政治も株式市場も、円高はマイナスという固定観念にとらわれ過ぎている。 思考停止もいいところ。
そもそも、一国の通貨が強くなるということは、国力の強化を象徴してのもの。 それ故、歓迎こそすれ嘆き悲しむ理由はどこにもない。
よく円高が進行すると、輸出産業が打撃を受け、それが国内景気を冷やしてしまうといわれる。
いかにも、もっともらしく聞こえるが、本当だろうか? 過去を振り返ってみれば、いかに間違っていたか一目瞭然である。
1971年のニクソンショックで、円は戦後ずっと続いた1ドル360円から308円に急騰した。
そのすぐ後、73年11月には第1次石油ショックに襲われ、輸出産業はじめ日本経済はダブルパンチを食らった。
しかし、日本経済は2年半で回復した。 世界で一番早く石油ショックを乗り切ったわけだ。
その後も、変動為替相場に乗って円は上昇を続けたが、輸出企業はすさまじい経営努力で円高をクリアしていった。
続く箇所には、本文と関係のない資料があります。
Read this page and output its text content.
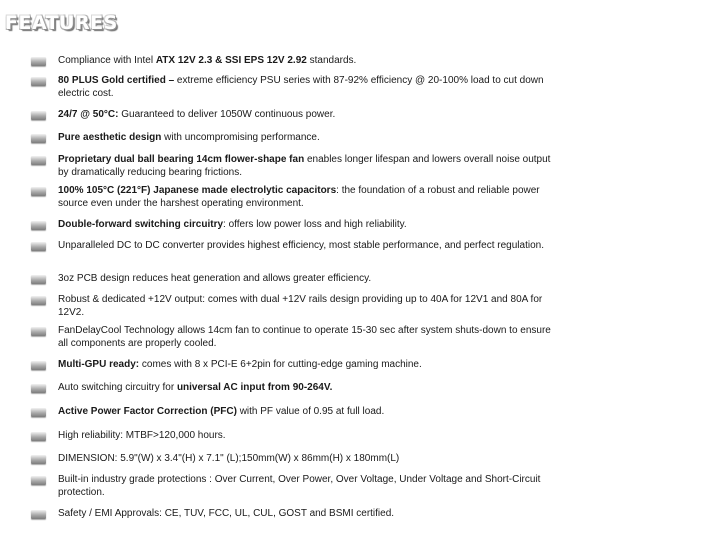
FEATURES
Compliance with Intel ATX 12V 2.3 & SSI EPS 12V 2.92 standards.
80 PLUS Gold certified – extreme efficiency PSU series with 87-92% efficiency @ 20-100% load to cut down electric cost.
24/7 @ 50°C: Guaranteed to deliver 1050W continuous power.
Pure aesthetic design with uncompromising performance.
Proprietary dual ball bearing 14cm flower-shape fan enables longer lifespan and lowers overall noise output by dramatically reducing bearing frictions.
100% 105°C (221°F) Japanese made electrolytic capacitors: the foundation of a robust and reliable power source even under the harshest operating environment.
Double-forward switching circuitry: offers low power loss and high reliability.
Unparalleled DC to DC converter provides highest efficiency, most stable performance, and perfect regulation.
3oz PCB design reduces heat generation and allows greater efficiency.
Robust & dedicated +12V output: comes with dual +12V rails design providing up to 40A for 12V1 and 80A for 12V2.
FanDelayCool Technology allows 14cm fan to continue to operate 15-30 sec after system shuts-down to ensure all components are properly cooled.
Multi-GPU ready: comes with 8 x PCI-E 6+2pin for cutting-edge gaming machine.
Auto switching circuitry for universal AC input from 90-264V.
Active Power Factor Correction (PFC) with PF value of 0.95 at full load.
High reliability: MTBF>120,000 hours.
DIMENSION: 5.9"(W) x 3.4"(H) x 7.1" (L);150mm(W) x 86mm(H) x 180mm(L)
Built-in industry grade protections : Over Current, Over Power, Over Voltage, Under Voltage and Short-Circuit protection.
Safety / EMI Approvals: CE, TUV, FCC, UL, CUL, GOST and BSMI certified.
1985年のプラザ合意では、円は1ドル250円から120円台に切り上げを余儀なくされた。
円が一挙に2倍となり、今度こそ致命的な打撃と大騒ぎされたが、それも日本企業は克服していった。
その後も円高は進み、94年には1ドル80円を切るまでに上昇した。 日本経済が米国経済に肉薄したのは、まさにその頃だった。
円がドルに対し、実に4.5倍の切り上げとなった。 その間の企業努力は凄まじいものがあったし、脱落していったところは数知れない。
それだけ、生き残った企業は鍛えられたわけだ。 それと並行して、日本経済も強大化していった。
ところが、この10数年というもの、円高では生きていけない、デフレ経済に潰されてしまうといった見解が支配的となっている。
それとともに、日本企業の軟弱化がじわじわと進んできている。 アベノミクスでも、円安誘導が主眼となっている。
マイナス金利とか、滅茶苦茶な金融緩和も、ひとえに円安で経済を活性化しようということだ。
軟弱な企業が一体どこまで日本経済の将来を背負っていけるのか、一度しっかり考えてみようではないか。